Go to your mom's county govt center and file an eviction notice for the nephew. You can't just kick him out legally since this has been his only residence, especially if he is receiving mail or bills with his name and that address on it. You pay the eviction form fee to file then post the notice at the home where he can see it (or whatever the eviction process is for that county). Make sure to take pics of this so he can't deny it was posted. This gives him 30 days to get out and then he can be legally physically removed if he refuses.
If I were you I'd plan an extended visit at her home. Show up unannounced so that the nephew can't prepare. If at all possible, get both of them out of the house on some ruse so that you can search for and remove any sensitive financial info, like her checkbooks, passport, SS card, insurance, investments, titles, etc. Take pictures of the contents of her house. Spend some time with her. Depending on her cognitive condition it may not be valuable to argue with her about moving. If she can barely walk and can't see I'm not sure she will be recommended for AL...but that's up to the facility. Please consider a place for her that is both reputable and convenient to you. Anything less will just add to the caregiving challenge. Wishing you success in dealing with the nephew and advocating for your mom!

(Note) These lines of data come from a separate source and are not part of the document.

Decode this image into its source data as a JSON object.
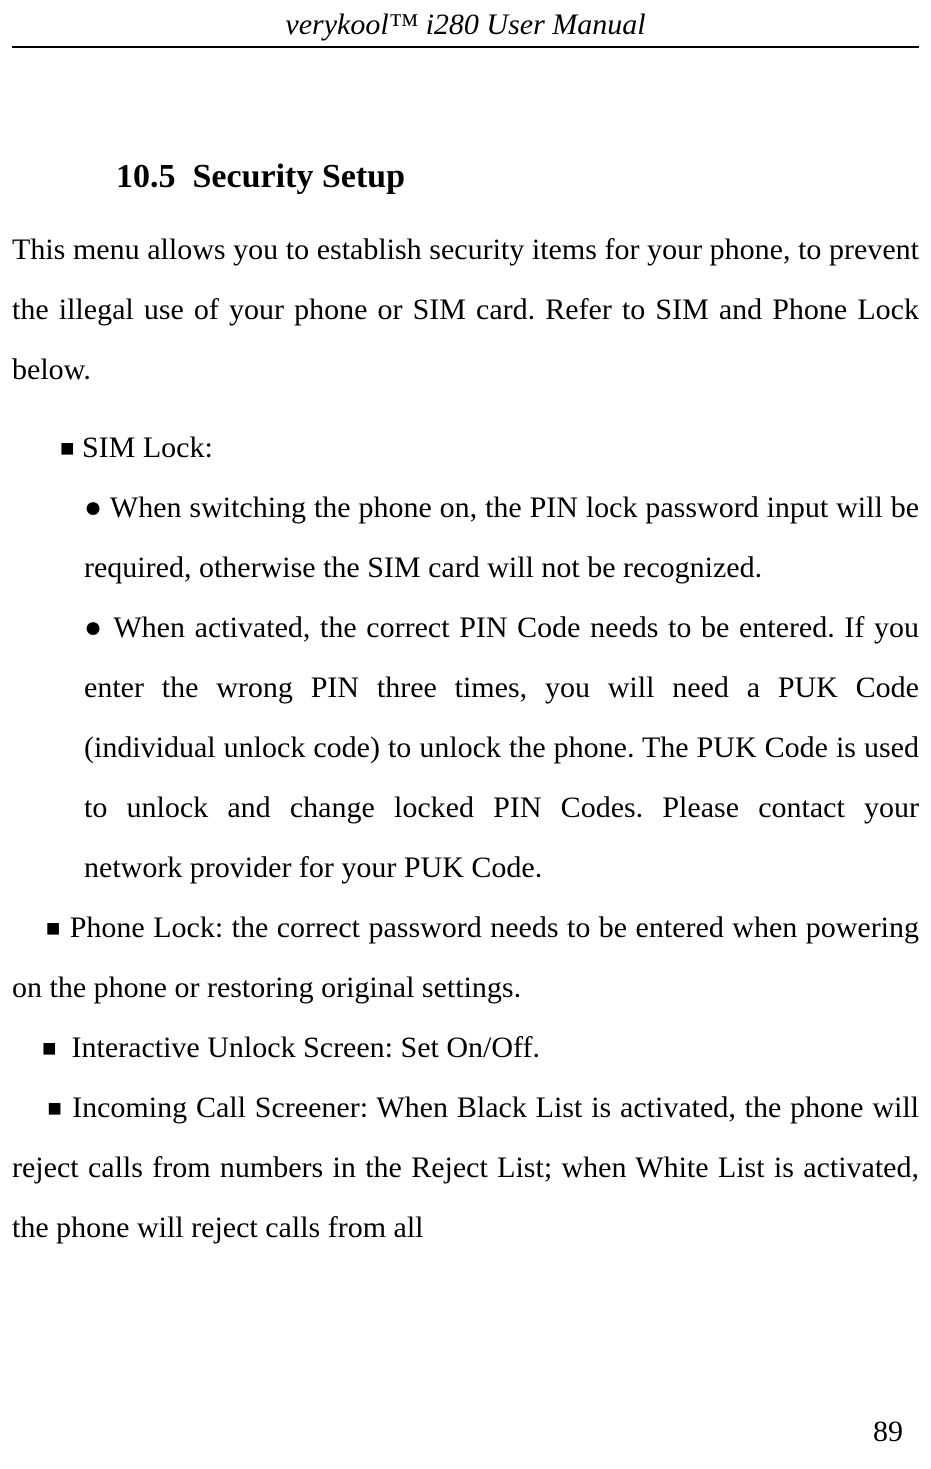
{
  "header": {
    "title": "verykool™ i280 User Manual"
  },
  "section": {
    "number": "10.5",
    "title": "Security Setup"
  },
  "intro": "This menu allows you to establish security items for your phone, to prevent the illegal use of your phone or SIM card. Refer to SIM and Phone Lock below.",
  "items": [
    {
      "label": "SIM Lock:",
      "sub": [
        "When switching the phone on, the PIN lock password input will be required, otherwise the SIM card will not be recognized.",
        "When activated, the correct PIN Code needs to be entered. If you enter the wrong PIN three times, you will need a PUK Code (individual unlock code) to unlock the phone. The PUK Code is used to unlock and change locked PIN Codes. Please contact your network provider for your PUK Code."
      ]
    },
    {
      "text": "Phone Lock: the correct password needs to be entered when powering on the phone or restoring original settings."
    },
    {
      "text": "Interactive Unlock Screen: Set On/Off."
    },
    {
      "text": "Incoming Call Screener: When Black List is activated, the phone will reject calls from numbers in the Reject List; when White List is activated, the phone will reject calls from all"
    }
  ],
  "page_number": "89"
}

She would have to have testing done to determine if she is cognizant. (does not have to be full blown exam the doctor can determine this in the office. If other testing has been done that also confirms, great.
But she is not living alone if he is there.
If you are POA the first thing you do is get him out of the house.
The other thing..how bad is her failing memory?
In AL she can leave with someone, or go out on her own.
In Memory Care she can not leave unless she is with someone that you have stated can take her out.